A courageous minister and a double humiliation
So, when Rory Stewart decided that the RSPB’s objections were largely without merit and approved the plan, the RSPB reacted badly. They said the plan was illegal, and they challenged it by way of Judicial Review. When they lost, their loathing of a plan to reduce conflict and increase the numbers of harriers was so visceral that they immediately appealed and lost again.

Some of the Judge’s remarks give an indication of what the court thought of the RSPB and its evidence.

“There is simply no evidence to support the Claimant’s (RSPB) submission that NE is seeking to circumvent the overall statutory purpose of conservation of an endangered species”.

“I accept NE’s submission that the RSPB has not fairly characterised the content of the application or NE’s assessment of it”.

“The RSPB has not been able to identify any material information that was not available to the assessors, and appears to have misread the conclusions reached in the report”.

Once they had recovered from the toe curling embarrassment of being told twice that they were completely wrong and the brood management trial was entirely legal, they had an opportunity to recover the situation. They had refused to take part because it was, they claimed, illegal. Now it was manifestly legal, they could.

What do you think happened? Did they? Not a chance. Too sensible, too reasonable, too productive. They remained, and remain, implacably opposed and do whatever they can to see it fail. That is why there is not a word in the RSPB press releases about the extraordinary success of the brood management trial.

That is why there is not a word of praise for those whose hard work has made this amazing recovery happen. Not a positive word for the keepers, moor owners, the open minded conservationists who ignored RSPB and helped, and not a word about the skill of the Hawk and Owl Trust who have reared and released young harriers so skilfully.

So where are we?
The grouse moors of England are seeing an unprecedented increase in harrier numbers and fledged chicks, thanks in large part to the amazing success of the brood management process. This is only possible because of the energy and commitment of the moor owners and gamekeepers who are under remorseless attack by the RSPB.

Meanwhile in Ireland, Hen Harriers are getting rarer as a result of governmental land management decisions. This gathering storm should act as an early warning for Scotland, where the RSPB is well aware that the SNP/Green government is pushing an upland policy that mimics that of Eire. Planting trees on the open moorlands that the harriers need to hunt and breed, putting wind turbines on and near breeding and hunting grounds and on migration routes.

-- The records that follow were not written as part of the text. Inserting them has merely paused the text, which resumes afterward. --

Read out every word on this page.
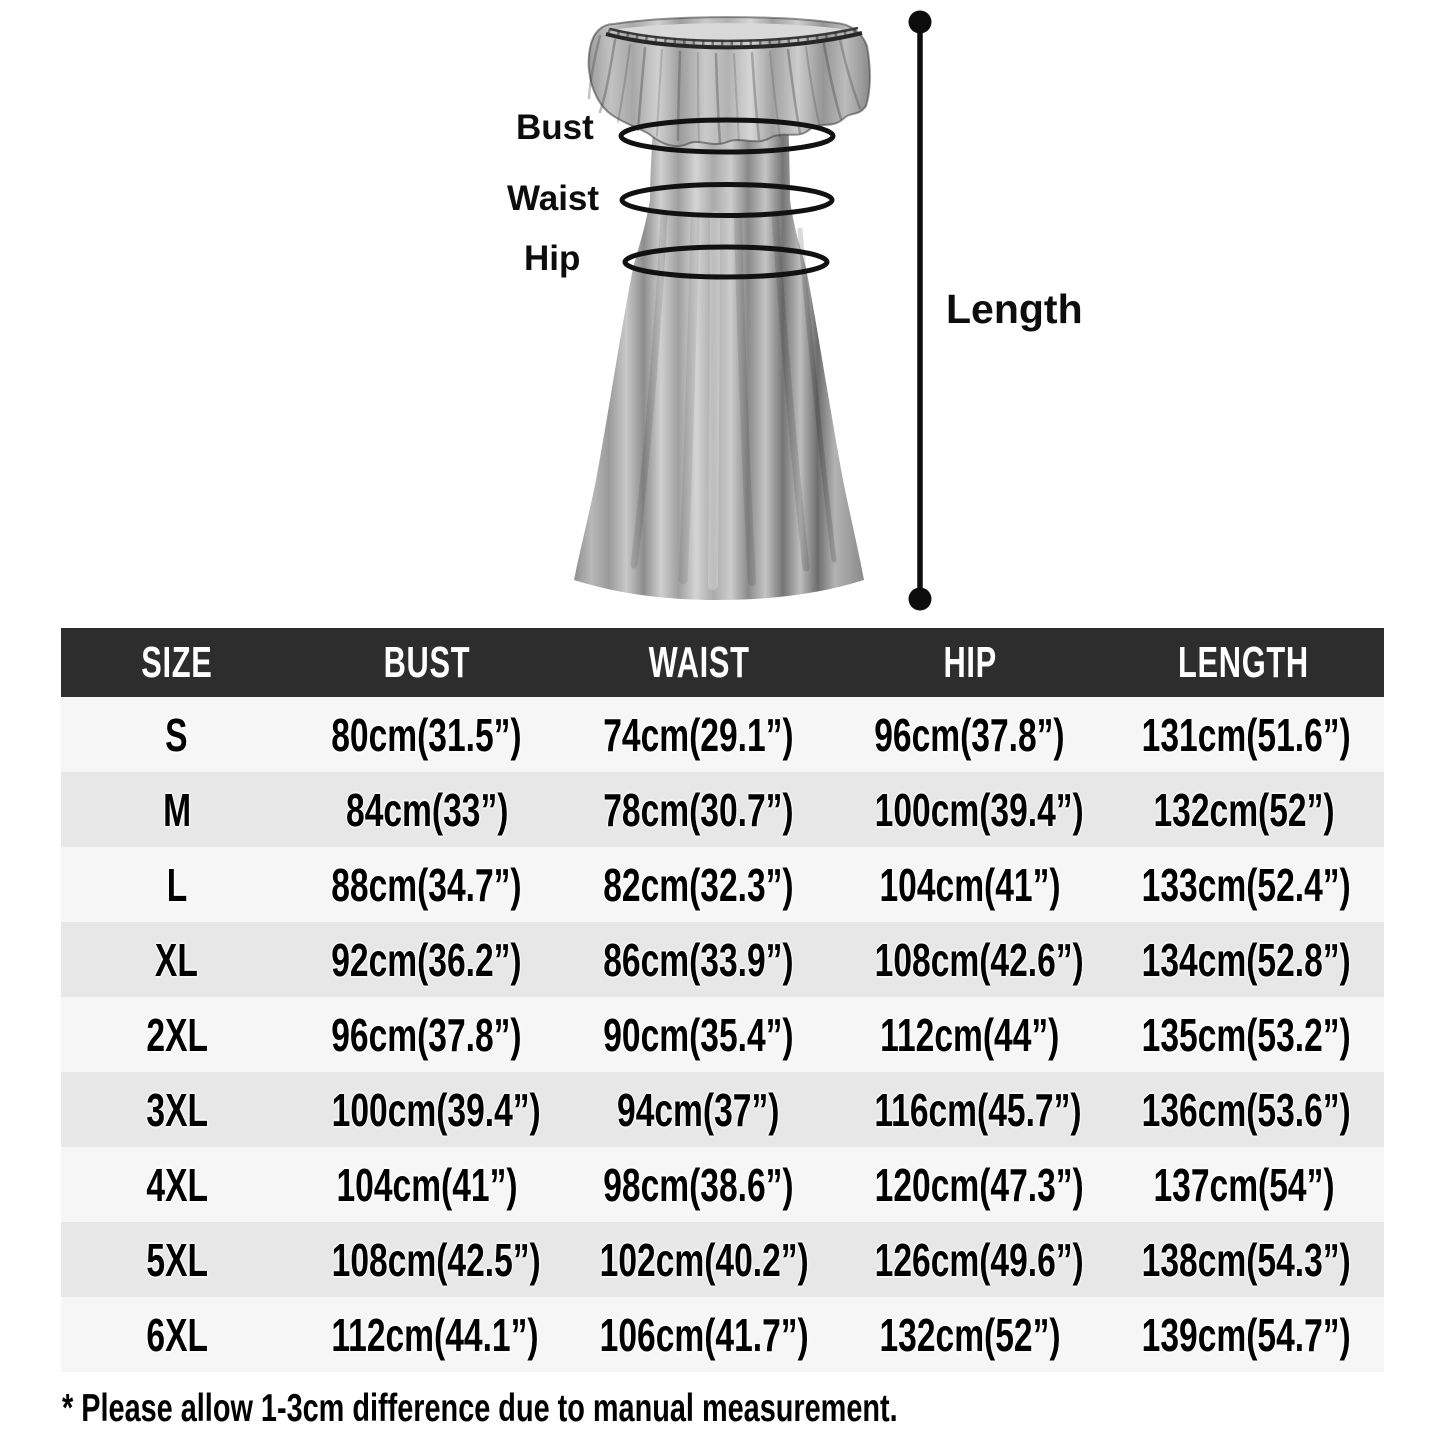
Bust
Waist
Hip
Length
SIZE	BUST	WAIST	HIP	LENGTH
S	80cm(31.5”)	74cm(29.1”)	96cm(37.8”)	131cm(51.6”)
M	84cm(33”)	78cm(30.7”)	100cm(39.4”)	132cm(52”)
L	88cm(34.7”)	82cm(32.3”)	104cm(41”)	133cm(52.4”)
XL	92cm(36.2”)	86cm(33.9”)	108cm(42.6”)	134cm(52.8”)
2XL	96cm(37.8”)	90cm(35.4”)	112cm(44”)	135cm(53.2”)
3XL	100cm(39.4”)	94cm(37”)	116cm(45.7”)	136cm(53.6”)
4XL	104cm(41”)	98cm(38.6”)	120cm(47.3”)	137cm(54”)
5XL	108cm(42.5”)	102cm(40.2”)	126cm(49.6”)	138cm(54.3”)
6XL	112cm(44.1”)	106cm(41.7”)	132cm(52”)	139cm(54.7”)
* Please allow 1-3cm difference due to manual measurement.
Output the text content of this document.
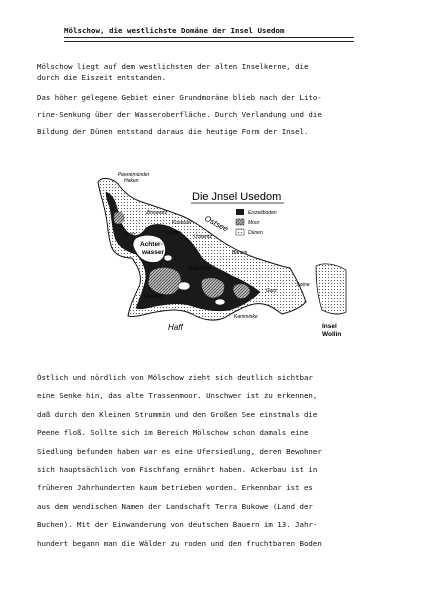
Mölschow, die westlichste Domäne der Insel Usedom
Mölschow liegt auf dem westlichsten der alten Inselkerne, die
durch die Eiszeit entstanden.
Das höher gelegene Gebiet einer Grundmoräne blieb nach der Lito-
rine-Senkung über der Wasseroberfläche. Durch Verlandung und die
Bildung der Dünen entstand daraus die heutige Form der Insel.
Die Jnsel Usedom
Eiszeitboden
Moor
Dünen
Peenemünder
Haken
Zinnowitz
Koserow
Ückeritz
Bansin
Loddin
Gnitz
Achter-
wasser
Ostsee
Usedom
Mellenthin
Garz
Kamminke
Swine
Haff	Insel
Wollin
Östlich und nördlich von Mölschow zieht sich deutlich sichtbar
eine Senke hin, das alte Trassenmoor. Unschwer ist zu erkennen,
daß durch den Kleinen Strummin und den Großen See einstmals die
Peene floß. Sollte sich im Bereich Mölschow schon damals eine
Siedlung befunden haben war es eine Ufersiedlung, deren Bewohner
sich hauptsächlich vom Fischfang ernährt haben. Ackerbau ist in
früheren Jahrhunderten kaum betrieben worden. Erkennbar ist es
aus dem wendischen Namen der Landschaft Terra Bukowe (Land der
Buchen). Mit der Einwanderung von deutschen Bauern im 13. Jahr-
hundert begann man die Wälder zu roden und den fruchtbaren Boden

The RSPB must surely know that the same policy will inevitably have the same outcome on hen harrier populations in Scotland as it is having in Eire. What do we hear? Not a word.

Success is about outcomes. Judged by any reasonable measure brood management has worked, and it is surely unreasonable of RSPB to continue to vilify the people who have overseen a 1250% increase in Hen Harrier breeding pairs and the largest population in England for hundreds of years.

It is also reasonable to expect the circumstances that are having a disastrous impact on harriers in Ireland will have the same effect if they are applied in Scotland. It is shameful that RSPB have no intention of annoying the Scottish government by pointing out that if you do the same thing you will get the same result: fewer and fewer hen harriers.

But the ‘R’ in RSPB does not stand for reasonable.